Power series bounds

Question

Let $f(x)=\sum_{i} a_i x^i$ be real a power series which is absolutely convergent for all $x\in \mathbb{R}$, and in addition $f(x)$ is bounded, i.e. there is $M>0$ such that $|f(x)|<M$, for all $x\in \mathbb{R}$. Show that $g(x)= \sum_{i} a_i^2 x^i$ is also bounded. I suspect this is true, but don't have any proof. Does anyone know a proof of this?

Answer 1

The function $g(x)=\sum_{n=0}^\infty a_n^2 x^n$ cannot be bounded for all $x\in \mathbb{R}$ unless it is constant. If $x$ is positive and $a_m\neq 0$ for some $m>0$, then $$g(x)=\sum_{n=0}^\infty a_n^2 x^n =a_m^2 x^m +\sum_{m\neq n=0}^\infty a_n^2 x^n \geqslant a_m^2 x^m.$$ The inequality is because all terms in the sum are non-negative.
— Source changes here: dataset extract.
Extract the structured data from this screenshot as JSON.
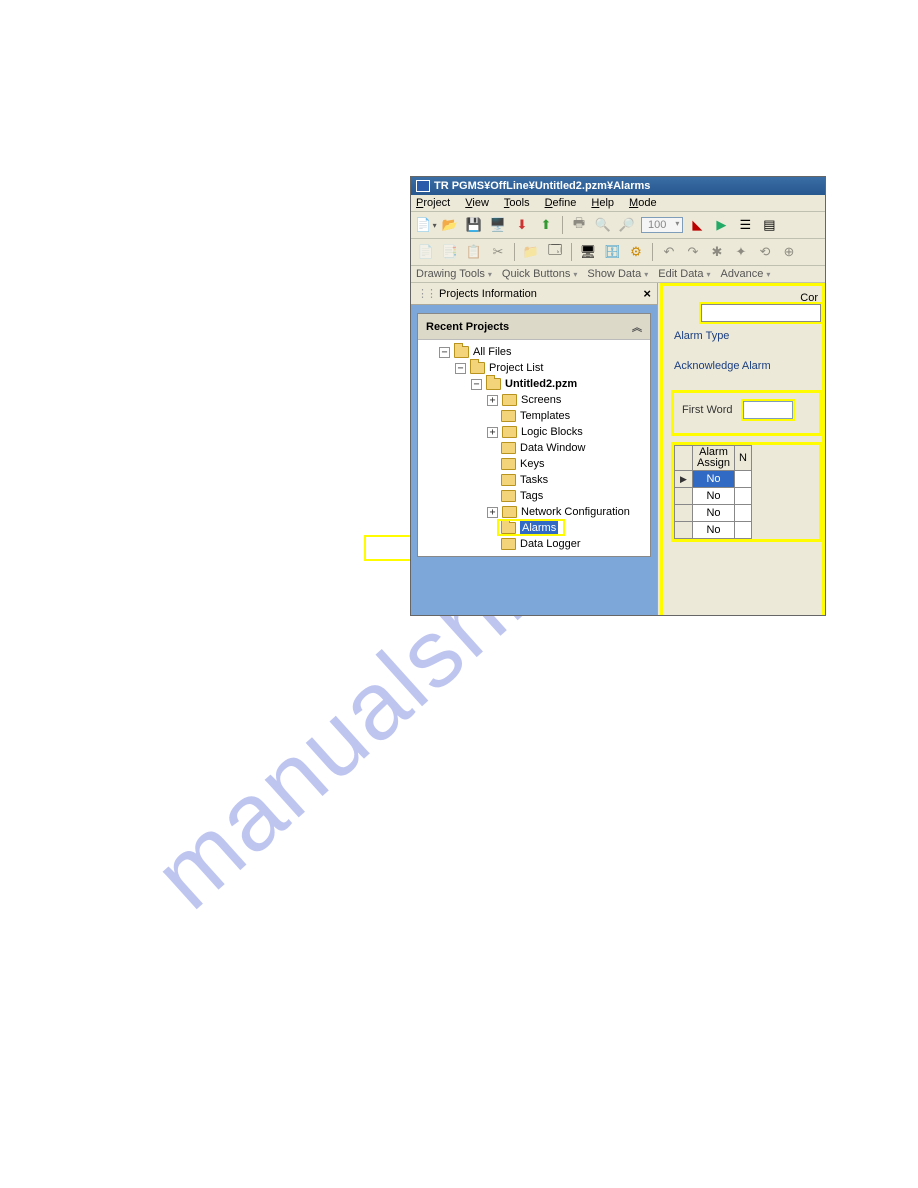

Since $a_m\neq 0$, $a_m^2>0$, and $g(x)\geqslant a_m^2 x^m$ is unbounded.

More generally, a power series $\sum_{n=0}^\infty b_nx^n$, if all coefficients $b_n$ are non-negative and if the power series has infinite radius of convergence, it cannot be bounded unless $b_m=0$ for all $m>0$ (that is, unless it is constant).